Le tue canzoni sembrano essere anche specchi della tua vita: guardando indietro, c’è un brano che senti come un ritratto fedele di chi eri in quel momento, e un altro che anticipa chi stai diventando?
"Questa è una bella domanda. Beh, se faccio riferimento per esempio a Donna Alfa, che è un brano che è nel primo album, e poi penso a quello che sta per venire a novembre che si chiama Requiem, sono due brani agli antipodi.
Il primo racconta di una donna 3.0, che si è emancipata e ha capito che ha potere sugli uomini, che sostanzialmente hanno statisticamente molto più potere di una donna. Questa è un po’ la mia filosofia. Poi, arrivando a Requiem, ci troviamo di fronte un brano dove invece c’è l’apologia della disperazione. Eppure, io non vedo due persone diverse. Noi siamo entrambe le cose. Cioè una persona forte non significa che non è una persona sensibile o fragile. Sono semplicemente modalità di rapportarci a diversi momenti della propria vita. Continuo a ribadire che più una persona esternamente sembra forte, sembra che niente la tocchi, secondo me ha una corazza più spessa. Bisognerebbe chiedersi che cosa ha passato per diventare così.
Io nella mia vita privata sono un ‘pezzo di sasso’. Faccio fatica a volte a parlare di quello che sento. Solo quando scrivo riesco a connettermi profondamente con quello che provo e a comunicarlo in una maniera più chiara. Quindi, la persona che ha scritto Donna Alfa e quella che ha scritto Requiem sono la stessa, ma magari sta facendo un percorso che le ha permesso di poter scrivere un brano del genere. Inoltre, con l'ironia si possono dire cose abbastanza importanti. È un po' il mio dualismo, da una parte riesco ad essere molto intima, dall'altra sono anche una ca**ona. Sicuramente dal punto di vista stilistico forse questa cosa mi si torce un po' contro, perché noi siamo abituati ad artisti ‘fotocopia’.

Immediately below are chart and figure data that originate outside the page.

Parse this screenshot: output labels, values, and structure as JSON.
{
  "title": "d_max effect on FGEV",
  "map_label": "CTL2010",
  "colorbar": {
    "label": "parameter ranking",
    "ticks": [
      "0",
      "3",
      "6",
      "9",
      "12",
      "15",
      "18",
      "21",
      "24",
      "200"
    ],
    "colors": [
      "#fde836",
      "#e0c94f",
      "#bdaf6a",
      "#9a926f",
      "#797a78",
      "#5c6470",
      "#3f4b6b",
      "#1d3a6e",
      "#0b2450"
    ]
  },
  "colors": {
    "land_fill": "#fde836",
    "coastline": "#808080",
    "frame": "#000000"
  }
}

Invece, in questo disco, obiettivamente, ci sono brani molto diversi tra di loro. L'unica cosa che li rende riconoscibili e legati tra di loro è la mia voce e la mia modalità di scrittura.
Se dovessi immaginare il tuo futuro discografico, come sarebbe?
"A proposito di rallentare, con la mia etichetta abbiamo deciso di fare l'esatto opposto. Io vengo dal post-Covid, da quasi quattro anni di silenzio. Perché quando AvA aveva appena debuttato è arrivato il Covid. Quindi, ricominciare dopo quattro anni non avrei potuto farlo con la lentezza che avrei voluto per me stessa. C'è questo disco nuovo che uscirà a suon di singoli uno al mese, fino ad aprile. Nel frattempo però sto già per rientrare in studio per terminare un altro nuovo disco, che ho già scritto e che uscirà da maggio 2026. Per adesso il progetto è quello di non fermarsi. In realtà cerco di vivermi questa circostanza in maniera molto diversa dal passato. In passato una cosa del genere psicologicamente mi avrebbe uccisa. Cerco sempre di bilanciare tutta questa accelerazione con dei grossi stop, cerco di riposarmi molto, di dormire tanto. Le pause sono fondamentali per ricaricarsi, per stare insieme alle persone a cui vogliamo bene e con i miei gatti (ride, n.d.r.)".